Michael Davies – Vom Kindersoldaten zum Brückenbauer
Kindheit bis Flucht – Der Weg aus der Gewalt
Michael Davies wurde 1978 in Sierra Leone geboren und wuchs in einem Land auf, das vom Bürgerkrieg gezeichnet war. Mit 16 Jahren wurde er als Kindersoldat zwangsrekrutiert und kämpfte vier Jahre lang in einer Umgebung, die von Angst, Tod und Zerstörung geprägt war. Diese Jahre machten ihn emotional abstumpft – eine Überlebensstrategie, die tief in ihm verwurzelt blieb.
2001 entschied er sich zur Flucht, um dem Kreislauf aus Gewalt zu entkommen. Sein ursprüngliches Ziel war Amsterdam, doch in Paris riet ihm ein Schleuser, stattdessen nach Deutschland zu gehen. Davies folgte dem Rat und kam in Hamburg an. Dort waren die Kapazitäten erschöpft, und er wurde nach Bremen weitergeleitet. Die ersten Jahre in Deutschland waren für ihn eine Zeit der Orientierungslosigkeit, in der er kaum Zugang zu seinen eigenen Emotionen fand.
Ankunft bis zur Trennung – Die Suche nach Stabilität
2006 schien sich sein Leben zu stabilisieren, als er zum ersten Mal heiratete. Er hoffte, dass diese Beziehung ihm die nötige emotionale Sicherheit geben würde. Doch die inneren Narben aus der Kriegszeit verhinderten, dass er das Glück der Ehe wirklich empfinden konnte. „Ich wollte glücklich sein, aber ich konnte es nicht zulassen“, erklärt er rückblickend. Die Ehe scheiterte 2012 – ein Wendepunkt, der ihn dazu brachte, über seine Vergangenheit nachzudenken und die ersten Schritte zur Verarbeitung seiner Erlebnisse zu gehen.
2012 zog er nach Hannover, wo er den Mut fand, einen echten Neuanfang zu wagen.

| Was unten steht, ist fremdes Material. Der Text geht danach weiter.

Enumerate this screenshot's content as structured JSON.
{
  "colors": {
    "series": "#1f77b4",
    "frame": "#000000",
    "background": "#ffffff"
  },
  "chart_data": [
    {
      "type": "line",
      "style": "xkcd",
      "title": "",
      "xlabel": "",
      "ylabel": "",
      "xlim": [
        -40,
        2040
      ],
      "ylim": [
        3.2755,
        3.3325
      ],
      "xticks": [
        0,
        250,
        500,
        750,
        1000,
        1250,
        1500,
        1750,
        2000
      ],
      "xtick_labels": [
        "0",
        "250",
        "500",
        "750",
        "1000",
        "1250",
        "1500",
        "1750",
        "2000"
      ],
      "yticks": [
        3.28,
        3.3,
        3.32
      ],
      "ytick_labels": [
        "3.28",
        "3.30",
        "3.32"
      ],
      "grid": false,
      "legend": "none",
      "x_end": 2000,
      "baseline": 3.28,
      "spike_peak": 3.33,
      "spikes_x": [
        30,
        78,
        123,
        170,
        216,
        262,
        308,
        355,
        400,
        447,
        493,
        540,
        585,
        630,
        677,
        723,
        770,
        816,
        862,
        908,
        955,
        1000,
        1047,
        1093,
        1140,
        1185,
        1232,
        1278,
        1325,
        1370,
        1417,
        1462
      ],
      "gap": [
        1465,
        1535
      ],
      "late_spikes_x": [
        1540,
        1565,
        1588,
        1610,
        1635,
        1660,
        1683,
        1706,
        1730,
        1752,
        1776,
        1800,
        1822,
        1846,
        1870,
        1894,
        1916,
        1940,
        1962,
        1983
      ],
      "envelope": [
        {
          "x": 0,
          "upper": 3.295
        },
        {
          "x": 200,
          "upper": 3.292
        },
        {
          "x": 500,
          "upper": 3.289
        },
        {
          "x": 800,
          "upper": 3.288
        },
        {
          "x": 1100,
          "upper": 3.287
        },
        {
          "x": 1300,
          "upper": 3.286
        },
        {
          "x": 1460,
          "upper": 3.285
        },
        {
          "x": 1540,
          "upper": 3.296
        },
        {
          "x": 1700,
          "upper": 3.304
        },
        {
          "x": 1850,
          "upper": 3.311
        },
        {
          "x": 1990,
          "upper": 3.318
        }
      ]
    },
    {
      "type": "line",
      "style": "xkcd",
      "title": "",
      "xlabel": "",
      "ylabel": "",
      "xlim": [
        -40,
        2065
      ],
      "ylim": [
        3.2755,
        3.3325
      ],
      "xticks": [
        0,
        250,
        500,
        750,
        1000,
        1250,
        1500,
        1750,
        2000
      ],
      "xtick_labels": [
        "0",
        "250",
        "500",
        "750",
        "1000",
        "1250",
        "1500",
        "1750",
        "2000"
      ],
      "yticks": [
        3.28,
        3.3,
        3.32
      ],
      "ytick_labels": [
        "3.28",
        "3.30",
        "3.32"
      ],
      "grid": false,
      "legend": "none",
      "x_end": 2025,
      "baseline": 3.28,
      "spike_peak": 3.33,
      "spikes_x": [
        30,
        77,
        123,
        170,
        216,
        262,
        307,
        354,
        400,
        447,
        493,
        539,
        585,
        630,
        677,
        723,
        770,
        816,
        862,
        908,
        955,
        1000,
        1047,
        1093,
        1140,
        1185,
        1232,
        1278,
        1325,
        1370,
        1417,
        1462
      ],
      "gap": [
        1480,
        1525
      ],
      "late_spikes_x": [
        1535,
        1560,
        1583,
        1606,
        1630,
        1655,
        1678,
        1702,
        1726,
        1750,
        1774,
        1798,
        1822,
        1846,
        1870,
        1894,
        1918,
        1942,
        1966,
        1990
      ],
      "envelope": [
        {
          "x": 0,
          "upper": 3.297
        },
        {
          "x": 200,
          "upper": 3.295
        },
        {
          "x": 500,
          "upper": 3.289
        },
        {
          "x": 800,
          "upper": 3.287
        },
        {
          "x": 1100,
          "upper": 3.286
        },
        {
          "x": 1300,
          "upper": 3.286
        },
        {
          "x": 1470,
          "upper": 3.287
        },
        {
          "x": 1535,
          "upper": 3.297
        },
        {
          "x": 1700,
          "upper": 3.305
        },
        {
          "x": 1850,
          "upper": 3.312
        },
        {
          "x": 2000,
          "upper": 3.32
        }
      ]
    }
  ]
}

Mit seiner zweiten Beziehung im Jahr 2014 gelang es ihm, emotionale Mauern einzureißen. Seine Frau und die mittlerweile vier gemeinsamen Kinder gaben ihm die notwendige Unterstützung, um sich Stück für Stück von seiner Vergangenheit zu lösen.
Heutige Arbeit – Brückenbauer und Mentor
Ein wichtiger Teil seiner Heilung war die Kunst, insbesondere Filme. Davies entdeckte kreative Projekte als Werkzeug, um seine Erlebnisse zu verarbeiten und sie mit anderen zu teilen. Seine Filme erzählen Geschichten über Krieg, Flucht und Integration – nicht nur seine eigene, sondern auch die vieler anderer Menschen, die auf der Suche nach einem neuen Leben sind.
Heute engagiert er sich aktiv in der Arbeit mit Geflüchteten. Er weiß aus eigener Erfahrung, wie schwer es ist, in einem fremden Land anzukommen. Mit kleinen Gesten und gezielter Unterstützung hilft er dabei, Brücken zwischen Kulturen zu bauen. „Hinter jedem Flüchtling steckt eine Geschichte, die gehört werden sollte“, sagt er. Derzeit arbeitet er an einem neuen Filmprojekt über Flucht und Trauma, und auch seine eigene Lebensgeschichte soll bald verfilmt werden.